Die Neugier der Nachbarschaft beschäftigte sich aber viel mit dem jungen Verwalter, diesem Jan Korab mit der militärischen Haltung, dem stolzen Gesicht, das nie lächelte. Erzählte man doch, daß er sich vor Plewna sehr brav gehalten und kürzlich großes Liebesleid erfahren habe. – Vergebens hatten jedoch die Hausfrauen ihre köstlichsten Kuchen und besten Süßigkeiten für seinen Empfang hergerichtet. Der neue Nachbar blieb hartnäckig zu Hause, bestellte unermüdlich eines andern Feld, unter Bauern, die, der Zucht eines Herrn entwöhnt, öfter in die Schenke als in die Kirche gingen.

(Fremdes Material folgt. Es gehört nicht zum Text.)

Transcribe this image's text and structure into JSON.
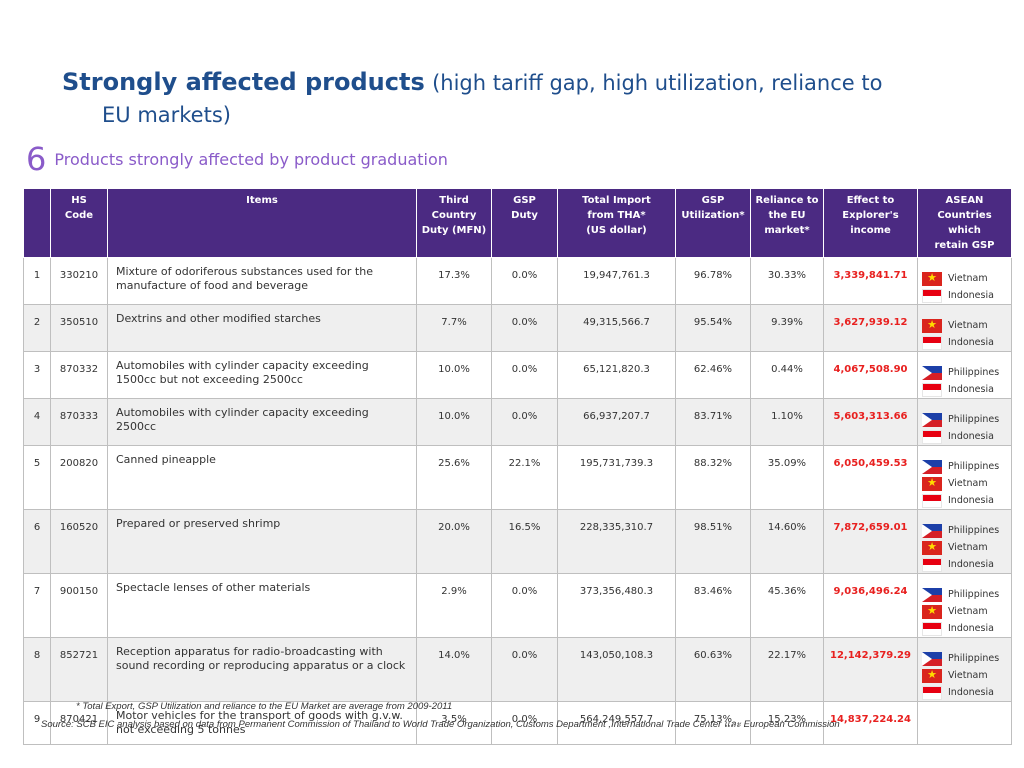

Was der Baronin aber vor allem gefiel, war der Bericht über verschiedene Reformen, die der junge Mann eingeführt. Vor allem hatte er sich's zur Aufgabe gemacht, die Bauern den Händen des jüdischen Wucherers zu entreißen, der in jedem Dorf durch den Schenkwirt vertreten war.

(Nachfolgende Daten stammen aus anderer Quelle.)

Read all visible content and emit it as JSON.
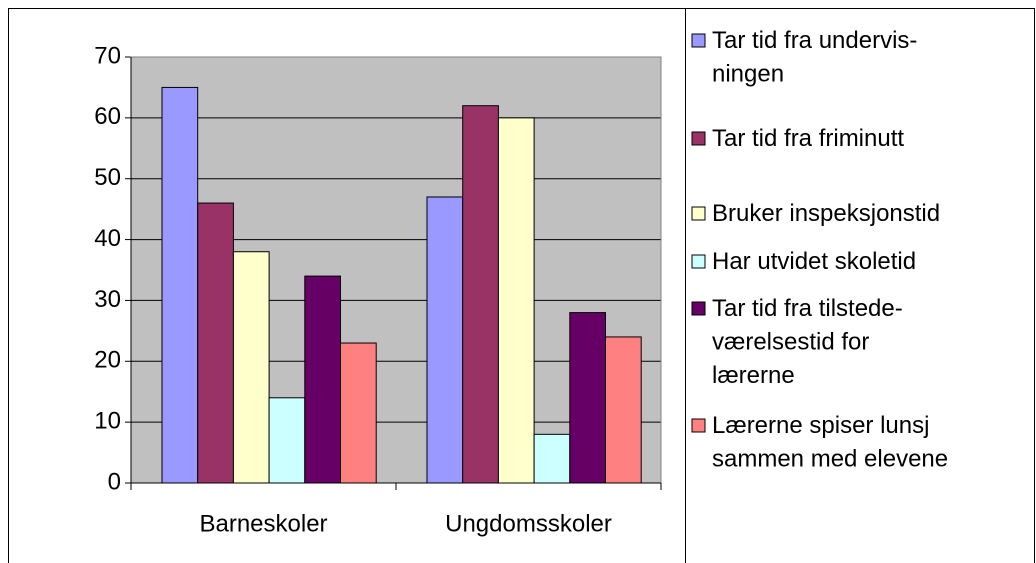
{
  "chart_data": {
    "type": "bar",
    "categories": [
      "Barneskoler",
      "Ungdomsskoler"
    ],
    "series": [
      {
        "name": "Tar tid fra undervis-\nningen",
        "color": "#9999ff",
        "values": [
          65,
          47
        ]
      },
      {
        "name": "Tar tid fra friminutt",
        "color": "#993366",
        "values": [
          46,
          62
        ]
      },
      {
        "name": "Bruker inspeksjonstid",
        "color": "#ffffcc",
        "values": [
          38,
          60
        ]
      },
      {
        "name": "Har utvidet skoletid",
        "color": "#ccffff",
        "values": [
          14,
          8
        ]
      },
      {
        "name": "Tar tid fra tilstede-\nværelsestid for\nlærerne",
        "color": "#660066",
        "values": [
          34,
          28
        ]
      },
      {
        "name": "Lærerne spiser lunsj\nsammen med elevene",
        "color": "#ff8080",
        "values": [
          23,
          24
        ]
      }
    ],
    "ylim": [
      0,
      70
    ],
    "yticks": [
      0,
      10,
      20,
      30,
      40,
      50,
      60,
      70
    ],
    "grid": true,
    "plot_background": "#c0c0c0",
    "legend": "right"
  }
}
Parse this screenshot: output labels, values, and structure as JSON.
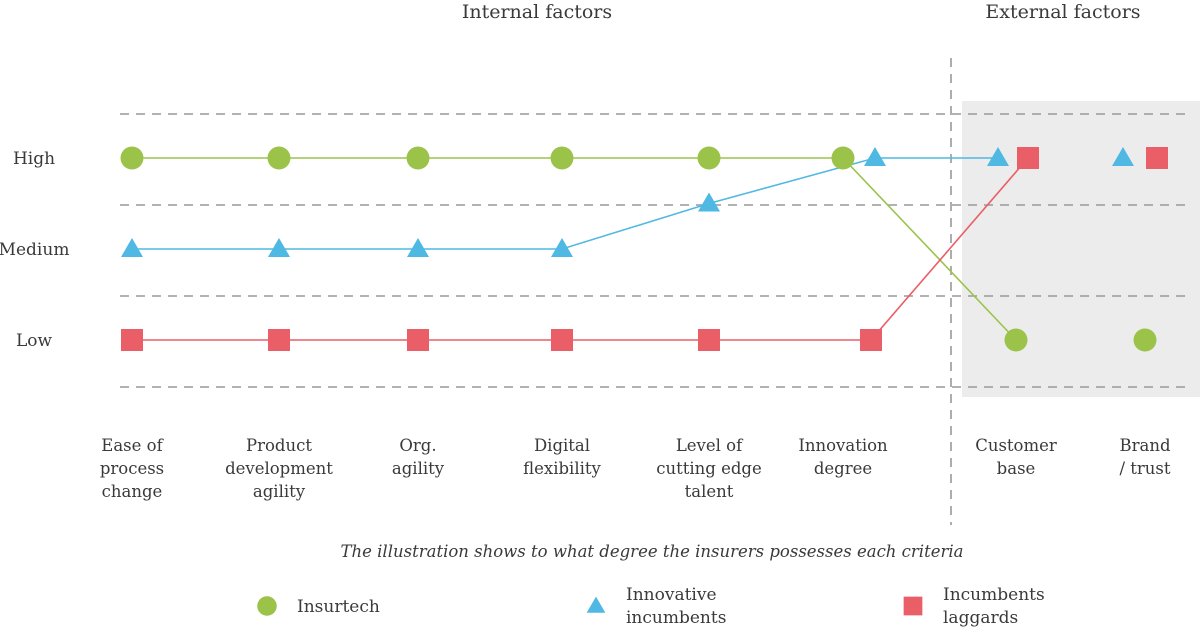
{
  "chart_data": {
    "type": "line",
    "section_titles": [
      "Internal factors",
      "External factors"
    ],
    "caption": "The illustration shows to what degree the insurers possesses each criteria",
    "y_levels": [
      "High",
      "Medium",
      "Low"
    ],
    "categories": [
      [
        "Ease of",
        "process",
        "change"
      ],
      [
        "Product",
        "development",
        "agility"
      ],
      [
        "Org.",
        "agility"
      ],
      [
        "Digital",
        "flexibility"
      ],
      [
        "Level of",
        "cutting edge",
        "talent"
      ],
      [
        "Innovation",
        "degree"
      ],
      [
        "Customer",
        "base"
      ],
      [
        "Brand",
        "/ trust"
      ]
    ],
    "external_start_index": 6,
    "series": [
      {
        "name": "Insurtech",
        "marker": "circle",
        "color": "#9bc34a",
        "values": [
          3,
          3,
          3,
          3,
          3,
          3,
          1,
          1
        ]
      },
      {
        "name": "Innovative incumbents",
        "marker": "triangle",
        "color": "#4fb8e3",
        "values": [
          2,
          2,
          2,
          2,
          2.5,
          3,
          3,
          3
        ]
      },
      {
        "name": "Incumbents laggards",
        "marker": "square",
        "color": "#ea5f67",
        "values": [
          1,
          1,
          1,
          1,
          1,
          1,
          3,
          3
        ]
      }
    ],
    "legend": [
      {
        "marker": "circle",
        "color": "#9bc34a",
        "lines": [
          "Insurtech"
        ]
      },
      {
        "marker": "triangle",
        "color": "#4fb8e3",
        "lines": [
          "Innovative",
          "incumbents"
        ]
      },
      {
        "marker": "square",
        "color": "#ea5f67",
        "lines": [
          "Incumbents",
          "laggards"
        ]
      }
    ],
    "grid": "dashed",
    "legend_position": "bottom",
    "shaded_region": "external factors",
    "colors": {
      "text": "#3a3a3a",
      "grid": "#999999",
      "shade": "#ececec"
    }
  }
}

Für zehn geliehene Gulden zahlte der Bauer wöchentlich zwanzig Kreuzer, das heißt 104 Prozent, und konnte er es nicht, so bildeten die aufgesammelten Zinsen bald eine Summe, die den Mann zu Grunde richtete. Dank einem großmütigen Vorschüsse seines Onkels hatte Jan seinen Leuten einen bescheidenen Kredit eröffnen können, der es ihnen ermöglichte, ihre Schuld abzuarbeiten. Und einige benachbarte Gutsbesitzer hatten dieses schlichte Beispiel bald nachgeahmt. Diese Maßregel, die von so großer Tragweite für den Wohlstand des Landes war, hatte dem neuen Herrn die Herzen der Leute mehr gewonnen, als die schönsten Reden es vermocht hätten, und als sie am Sonntag den früheren Offizier, von dem sie doch wußten, daß er römisch-katholisch war, mit militärischer Pünktlichkeit in Gesellschaft von ein paar alten Weibern ihrer griechischen Messe beiwohnen sahen, da hatten auch sie ihren Ehrgeiz darein gesetzt und waren nach und nach, die einen verschämt, die andern offen, wieder wie früher auf ihre Kirchenbank zurückgekehrt.
»Ach, gnädiger Herr, wie sehr sind wir Ihnen verpflichtet,« sagten der junge Pope und die hübsche Popodia, die, mit Honigwaben und Rosensorbett beladen, sich bei dem neuen Verwalter einfanden, um ihren Dank abzustatten. »Seit Sie die Kirche besuchen, sind fünf Bauern, die mit ihren Frauen nur so zusammen lebten, gekommen, um sich trauen zu lassen, und noch manch andre werden es ebenso machen.«
Dieses unerwartete Ergebnis hatte auf Jan einen wunderlichen Eindruck gemacht, und nicht ohne Ironie sagte er sich, es sei doch seltsam von der Vorsehung, wenn sie die dem Gesetze Widerstrebenden durch einen, der das Gesetz selbst mißachtete, auf den geraden Weg zurückführen ließ.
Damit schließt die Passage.